Councilmember Cheatwood’s comments after the review also pointed in that direction. KPCW reported that Cheatwood said the council would be more active in directing Brower going forward and expressed confidence that Brower would take the feedback and work to improve.

That is the right balance: continuity with accountability. Support does not mean blank-check approval. It means recognizing a strong overall record while expecting continued growth, clearer goals, regular evaluations, and better communication where needed.

Civic Debate Should Stay Respectful

One unfortunate part of the renewal debate was the tone. Public engagement is good. Passion is good. Disagreement is good. But personal attacks, threats, and online pile-ons are not good for Heber City.

KPCW reported that the April 14 meeting became heated, with shouting from the audience and Police Chief Parker Sever warning the crowd to settle down. Councilmember Barney also criticized harmful online comments and said threats had been made online against Brower and some councilmembers.

Heber Valley is better than that. People can oppose a contract renewal without dehumanizing a public servant. People can support Brower without dismissing neighbors who are worried about growth. The future of Heber City will be better if residents argue from facts, values, and vision rather than suspicion and personal hostility.

This is especially important in a smaller community. We see each other at the grocery store, at the fairgrounds, at high school games, at church, on the trails, at the bank, and on Main Street. Local politics should not destroy neighborly trust.

A Positive Step for Heber City

Matt Brower’s contract renewal is a positive step for Heber City because it preserves experienced leadership at a time when experience matters. It keeps momentum behind downtown revitalization, infrastructure planning, community events, regional coordination, and professional city administration. It also gives the mayor and council an opportunity to set clearer expectations, conduct regular evaluations, and provide more active direction.
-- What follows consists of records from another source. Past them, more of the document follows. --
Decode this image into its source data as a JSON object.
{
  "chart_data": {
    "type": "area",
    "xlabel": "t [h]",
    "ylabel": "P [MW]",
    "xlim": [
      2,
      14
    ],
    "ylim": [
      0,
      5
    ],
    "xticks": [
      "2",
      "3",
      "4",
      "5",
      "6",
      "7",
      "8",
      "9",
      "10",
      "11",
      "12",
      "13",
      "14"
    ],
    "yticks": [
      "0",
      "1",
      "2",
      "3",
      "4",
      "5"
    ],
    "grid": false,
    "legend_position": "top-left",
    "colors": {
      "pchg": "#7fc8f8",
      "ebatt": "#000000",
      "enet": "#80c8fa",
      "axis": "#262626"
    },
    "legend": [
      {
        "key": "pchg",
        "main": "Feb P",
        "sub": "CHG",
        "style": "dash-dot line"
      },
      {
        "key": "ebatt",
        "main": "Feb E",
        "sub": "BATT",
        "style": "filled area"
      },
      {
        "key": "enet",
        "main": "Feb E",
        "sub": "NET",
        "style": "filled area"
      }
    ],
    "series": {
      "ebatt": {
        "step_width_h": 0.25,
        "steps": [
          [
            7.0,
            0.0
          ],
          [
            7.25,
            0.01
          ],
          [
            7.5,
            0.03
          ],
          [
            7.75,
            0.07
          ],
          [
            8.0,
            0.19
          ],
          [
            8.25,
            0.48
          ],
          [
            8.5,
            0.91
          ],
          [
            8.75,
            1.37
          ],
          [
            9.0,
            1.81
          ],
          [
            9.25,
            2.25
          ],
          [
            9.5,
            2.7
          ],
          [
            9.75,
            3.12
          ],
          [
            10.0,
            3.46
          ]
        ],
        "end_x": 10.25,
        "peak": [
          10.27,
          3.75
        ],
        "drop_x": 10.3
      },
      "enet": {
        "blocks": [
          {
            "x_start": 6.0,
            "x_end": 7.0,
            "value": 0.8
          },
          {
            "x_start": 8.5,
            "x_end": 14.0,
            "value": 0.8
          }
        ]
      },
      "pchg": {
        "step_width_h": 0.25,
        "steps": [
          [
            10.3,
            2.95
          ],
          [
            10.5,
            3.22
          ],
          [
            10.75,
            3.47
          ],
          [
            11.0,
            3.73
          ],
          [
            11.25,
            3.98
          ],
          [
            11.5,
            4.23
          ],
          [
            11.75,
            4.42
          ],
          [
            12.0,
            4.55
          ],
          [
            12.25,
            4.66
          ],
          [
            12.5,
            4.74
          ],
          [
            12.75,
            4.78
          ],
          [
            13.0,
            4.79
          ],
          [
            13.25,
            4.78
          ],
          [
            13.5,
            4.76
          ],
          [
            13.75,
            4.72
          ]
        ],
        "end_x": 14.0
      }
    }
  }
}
For those of us who are optimistic about Heber Valley, this is the key point: the city does not have to choose between growth and character, or between professionalism and small-town values. The best future for Heber City will require both. It will require careful planning, disciplined budgeting, thoughtful public investment, and leaders who are willing to show up even when the room is tense.

Brower has shown that willingness.

The next three years will be important ones for Heber City and Wasatch County. There will be more debates, more hard decisions, and more moments when residents disagree about what the valley should become. But with Brower’s contract renewed, Heber City has chosen continuity over disruption. For a community navigating rapid change, that may be exactly what is needed.

At Heber Valley’s Best, we believe the best communities are built with long-term thinking, local involvement, and steady leadership. Whether you are planning a city, a business, or a family’s financial future, the principle is the same: good decisions require vision, discipline, and trust. On balance, the council’s decision to renew Matt Brower’s contract reflects those values — and gives Heber City a stronger foundation for the work ahead.